A study from Penn State University is helping healthcare providers better understand how social media users distinguish valuable information from data they choose to disregard.  According to the study, Twitter users are more likely to trust healthcare information when it’s being tweeted by a physician with a sizeable number of Twitter followers.  That only holds true, though, when the physician is tweeting original information.   When the doctor instead retweets information from other sources, then they physician’s credibility drops in the eyes of his or her followers.

This study can be immensely valuable in helping healthcare professionals and organizations become more effective in disseminating information to the patient community, particularly in an age in which social media usage continues to grow in popularity.
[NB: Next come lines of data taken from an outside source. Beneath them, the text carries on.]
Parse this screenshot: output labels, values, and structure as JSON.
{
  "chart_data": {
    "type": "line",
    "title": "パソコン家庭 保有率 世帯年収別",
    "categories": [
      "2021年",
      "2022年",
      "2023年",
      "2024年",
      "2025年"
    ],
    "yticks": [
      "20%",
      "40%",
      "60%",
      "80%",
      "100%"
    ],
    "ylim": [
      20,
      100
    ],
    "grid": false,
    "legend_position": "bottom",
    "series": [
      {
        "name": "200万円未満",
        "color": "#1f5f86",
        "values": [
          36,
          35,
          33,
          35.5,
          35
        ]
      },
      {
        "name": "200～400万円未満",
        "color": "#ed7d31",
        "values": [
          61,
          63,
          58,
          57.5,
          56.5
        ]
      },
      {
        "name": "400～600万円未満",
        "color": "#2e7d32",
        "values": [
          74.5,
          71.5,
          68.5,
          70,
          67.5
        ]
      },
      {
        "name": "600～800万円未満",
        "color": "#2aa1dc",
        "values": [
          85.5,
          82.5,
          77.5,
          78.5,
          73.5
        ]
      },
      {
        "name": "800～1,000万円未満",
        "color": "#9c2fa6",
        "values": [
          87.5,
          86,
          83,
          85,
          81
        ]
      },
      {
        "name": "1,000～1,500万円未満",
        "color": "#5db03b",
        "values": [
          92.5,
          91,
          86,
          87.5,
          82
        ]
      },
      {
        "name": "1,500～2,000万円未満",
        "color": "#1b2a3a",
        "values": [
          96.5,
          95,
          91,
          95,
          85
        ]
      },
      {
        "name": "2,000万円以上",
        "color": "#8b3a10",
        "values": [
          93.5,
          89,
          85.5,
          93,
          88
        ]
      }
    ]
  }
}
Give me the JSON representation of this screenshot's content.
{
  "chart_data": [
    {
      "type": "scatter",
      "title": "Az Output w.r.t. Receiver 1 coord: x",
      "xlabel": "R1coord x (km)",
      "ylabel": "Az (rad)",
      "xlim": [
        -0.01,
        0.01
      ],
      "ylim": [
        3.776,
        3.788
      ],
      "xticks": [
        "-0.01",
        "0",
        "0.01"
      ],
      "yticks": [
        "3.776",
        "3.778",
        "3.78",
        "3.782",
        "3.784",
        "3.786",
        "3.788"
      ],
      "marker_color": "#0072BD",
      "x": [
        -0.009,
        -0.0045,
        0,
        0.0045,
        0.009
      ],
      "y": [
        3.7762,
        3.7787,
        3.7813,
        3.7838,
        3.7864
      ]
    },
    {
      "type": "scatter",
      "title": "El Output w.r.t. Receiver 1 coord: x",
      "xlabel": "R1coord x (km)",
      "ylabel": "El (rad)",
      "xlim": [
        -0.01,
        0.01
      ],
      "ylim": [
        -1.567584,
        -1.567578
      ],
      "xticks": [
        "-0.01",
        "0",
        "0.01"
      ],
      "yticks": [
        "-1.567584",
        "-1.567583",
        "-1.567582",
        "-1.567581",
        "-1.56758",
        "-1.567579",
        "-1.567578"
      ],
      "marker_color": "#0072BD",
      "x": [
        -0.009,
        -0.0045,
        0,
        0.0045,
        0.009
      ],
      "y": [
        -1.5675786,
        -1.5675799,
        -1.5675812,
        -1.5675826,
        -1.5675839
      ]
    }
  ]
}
At the Healthcare Leadership Council, we have commissioned research in the past on how to best deliver health messages to the public.  Before the Medicare Part D program was launched, we worked with a research firm to conduct simulation exercises to better understand which information delivery system would achieve greater penetration with the beneficiary public.  We found that mass mailings and national television advertising had a limited utility when communicating prescription drug information, but local radio shows with healthcare experts and live community meetings with physicians and policy experts carried a great deal of credibility and impact.

The Penn State study indicates that what we learned in the early days of Medicare prescription drug coverage holds true today with social media platforms.  People want and trust information from an expert, reliable source delivered in a personalized manner.  Twitter, as a social media tool, allows individuals to feel connected to health experts.

These are important lessons to learn, particularly when the Patient Protection and Affordable Care Act goes into full effect and people will need information about health insurance exchanges and other health reform provisions.